Trustworthy hardware models When instantiating components and proving that abstractions correctly model their behavior, there is a shift in the assumptions of our bisimulation theorem. Instead of the relying on the correctness of the abstractions, the soundness of the theorem now relies on the assumption that the detailed component models describe the behavior of the actual hardware correctly. This is a common problem for all formal treatments of computer systems and not specific to our approach. In the absence of a machine-readable hardware specification provided by the vendors [41], trust in the models can be increased by simulating them against the actual hardware [3] or other extensively tested hardware emulators [10, 11]. Recently, there have also been efforts to synthesize instruction semantics using machine learning [28]. While these approaches usually target processor semantics, their application to system components like (S)MMUs, devices, or the interrupt controller, are an open problem.

A more philosophical question is why other people should trust a formal development that is as large as ours. Leaving aside the correctness of HOL4 (which we take for granted), a critical reader of our work, e.g., a certification agent, would have to assess all our definitions and formulations of theorems in order to judge if they correctly capture the problem. To assist such a process, we provide extensive technical documentation and guidance describing the formal artifacts and their underlying intentions [9].

Nevertheless, these are in nature just informal assurances. We believe that a more structured approach to the creation of platform specifications and top-level proofs is a way to greatly increase trust in formal verification. Having a formal framework that enshrines the methodology outlined in this paper ensures that models, specifications, and theorems are presented in a uniform style and proofs may be increasingly automated. Moreover, it allows to apply sanity checks on the given definitions and the integration of domain-specific languages to either define models in a more readable way or import existing ones automatically.

12 Conclusion

With the increasing hardware support for virtualization and enhanced security threats through malicious devices, security analysis of embedded systems today needs to consider the behavior of all SoC components. To address this issue, we presented an approach for the compositional verification of SoC level security properties in a virtualization context. It enables a top-down approach to system verification, by modeling SoC components as communicating automata with relatively abstract specifications, that can be refined gradually by more detailed component models.

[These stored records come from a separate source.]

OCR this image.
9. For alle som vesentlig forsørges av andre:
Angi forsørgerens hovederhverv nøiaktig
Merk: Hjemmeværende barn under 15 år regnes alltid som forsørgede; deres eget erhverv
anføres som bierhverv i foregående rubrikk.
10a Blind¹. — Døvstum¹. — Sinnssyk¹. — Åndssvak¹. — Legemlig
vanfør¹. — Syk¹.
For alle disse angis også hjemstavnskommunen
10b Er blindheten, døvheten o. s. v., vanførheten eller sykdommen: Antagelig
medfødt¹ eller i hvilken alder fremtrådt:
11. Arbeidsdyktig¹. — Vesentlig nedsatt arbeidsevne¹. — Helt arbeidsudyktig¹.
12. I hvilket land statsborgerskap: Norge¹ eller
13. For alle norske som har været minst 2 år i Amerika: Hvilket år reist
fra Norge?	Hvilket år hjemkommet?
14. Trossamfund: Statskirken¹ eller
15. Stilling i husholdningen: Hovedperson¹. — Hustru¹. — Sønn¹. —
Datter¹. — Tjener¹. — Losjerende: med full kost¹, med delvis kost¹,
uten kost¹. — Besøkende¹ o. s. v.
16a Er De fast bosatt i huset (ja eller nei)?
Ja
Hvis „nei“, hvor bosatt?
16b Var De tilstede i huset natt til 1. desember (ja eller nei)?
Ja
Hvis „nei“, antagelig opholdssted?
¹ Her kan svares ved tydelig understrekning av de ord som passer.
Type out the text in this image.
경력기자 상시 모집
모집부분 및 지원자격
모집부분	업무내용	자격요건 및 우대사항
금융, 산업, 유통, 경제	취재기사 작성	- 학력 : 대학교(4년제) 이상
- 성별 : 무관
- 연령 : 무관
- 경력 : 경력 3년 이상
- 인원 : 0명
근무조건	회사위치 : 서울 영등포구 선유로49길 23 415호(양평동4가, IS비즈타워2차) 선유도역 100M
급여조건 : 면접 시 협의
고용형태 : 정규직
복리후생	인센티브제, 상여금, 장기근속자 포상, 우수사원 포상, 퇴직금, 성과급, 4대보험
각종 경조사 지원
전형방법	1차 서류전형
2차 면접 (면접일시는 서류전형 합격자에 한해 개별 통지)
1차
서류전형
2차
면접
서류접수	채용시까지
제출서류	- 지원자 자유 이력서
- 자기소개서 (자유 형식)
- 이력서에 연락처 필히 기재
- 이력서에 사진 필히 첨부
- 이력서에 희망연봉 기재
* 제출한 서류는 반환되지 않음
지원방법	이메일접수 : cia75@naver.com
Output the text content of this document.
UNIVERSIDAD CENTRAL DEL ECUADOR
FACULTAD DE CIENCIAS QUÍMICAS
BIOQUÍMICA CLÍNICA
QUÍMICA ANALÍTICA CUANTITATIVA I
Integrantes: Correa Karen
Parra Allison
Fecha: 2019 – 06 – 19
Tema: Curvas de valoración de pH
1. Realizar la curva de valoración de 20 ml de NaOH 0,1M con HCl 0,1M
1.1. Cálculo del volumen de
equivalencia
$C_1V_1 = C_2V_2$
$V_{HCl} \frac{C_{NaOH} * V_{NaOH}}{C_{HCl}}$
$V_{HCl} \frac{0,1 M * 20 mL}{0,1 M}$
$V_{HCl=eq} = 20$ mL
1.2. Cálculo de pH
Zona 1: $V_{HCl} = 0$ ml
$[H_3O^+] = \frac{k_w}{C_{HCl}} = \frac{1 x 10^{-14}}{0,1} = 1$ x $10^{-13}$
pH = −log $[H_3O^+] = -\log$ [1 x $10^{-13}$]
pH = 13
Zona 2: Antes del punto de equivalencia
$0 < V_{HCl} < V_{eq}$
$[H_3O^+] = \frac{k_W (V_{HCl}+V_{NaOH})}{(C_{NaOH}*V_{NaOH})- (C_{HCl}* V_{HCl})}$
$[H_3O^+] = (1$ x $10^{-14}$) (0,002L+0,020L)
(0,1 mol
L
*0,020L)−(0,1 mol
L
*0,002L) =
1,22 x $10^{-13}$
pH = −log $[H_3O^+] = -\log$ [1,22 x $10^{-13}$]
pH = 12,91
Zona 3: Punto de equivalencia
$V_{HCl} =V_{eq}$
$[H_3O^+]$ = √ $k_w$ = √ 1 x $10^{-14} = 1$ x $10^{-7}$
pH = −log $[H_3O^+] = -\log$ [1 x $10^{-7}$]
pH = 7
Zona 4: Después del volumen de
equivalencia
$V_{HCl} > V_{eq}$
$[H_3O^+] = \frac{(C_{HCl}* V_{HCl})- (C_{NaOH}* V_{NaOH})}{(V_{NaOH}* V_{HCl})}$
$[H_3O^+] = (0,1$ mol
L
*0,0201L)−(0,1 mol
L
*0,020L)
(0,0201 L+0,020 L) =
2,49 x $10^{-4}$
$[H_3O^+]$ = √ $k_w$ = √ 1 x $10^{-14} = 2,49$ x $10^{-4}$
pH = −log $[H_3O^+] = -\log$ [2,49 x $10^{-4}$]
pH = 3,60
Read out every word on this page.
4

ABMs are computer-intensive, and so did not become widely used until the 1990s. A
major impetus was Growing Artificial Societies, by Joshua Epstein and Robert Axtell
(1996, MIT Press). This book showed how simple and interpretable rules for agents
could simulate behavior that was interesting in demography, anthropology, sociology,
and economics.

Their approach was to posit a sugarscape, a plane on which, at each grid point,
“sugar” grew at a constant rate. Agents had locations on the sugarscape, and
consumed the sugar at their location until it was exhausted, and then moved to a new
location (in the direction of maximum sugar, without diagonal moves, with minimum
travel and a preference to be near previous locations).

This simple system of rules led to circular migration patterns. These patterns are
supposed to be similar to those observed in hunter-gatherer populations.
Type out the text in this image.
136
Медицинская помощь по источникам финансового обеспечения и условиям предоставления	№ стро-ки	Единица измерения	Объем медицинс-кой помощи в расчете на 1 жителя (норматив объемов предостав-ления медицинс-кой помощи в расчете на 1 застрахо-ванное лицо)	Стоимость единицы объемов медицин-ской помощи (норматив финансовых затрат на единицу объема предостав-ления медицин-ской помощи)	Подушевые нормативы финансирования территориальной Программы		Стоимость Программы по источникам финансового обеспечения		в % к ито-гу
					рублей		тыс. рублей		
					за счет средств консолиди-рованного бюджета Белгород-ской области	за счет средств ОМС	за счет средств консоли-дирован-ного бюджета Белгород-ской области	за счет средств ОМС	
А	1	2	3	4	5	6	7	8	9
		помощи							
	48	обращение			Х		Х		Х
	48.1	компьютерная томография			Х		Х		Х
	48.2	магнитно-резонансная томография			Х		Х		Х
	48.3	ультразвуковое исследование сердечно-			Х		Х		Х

Our HOL4 case study for an ARMv8 hypervisor highlighted the reusability and adaptability of the approach. The preliminary results suggest that the verification of security properties for a complete SoC is feasible, yet still time-consuming, especially for complex COTS systems. For future work we therefore envision a formal framework supporting both the modeling (e.g., with a domain-specific language) and the reasoning (with more automation). The discussed case study provided valuable insights toward that goal. Further directions of work include discharging the proof obligations posed by our abstract transition specifications for the existing detailed component models of ARMv8 core and MMU, transferring information flow properties along the lines of Sect. 9, and verifying countermeasures against cache-based information leakage.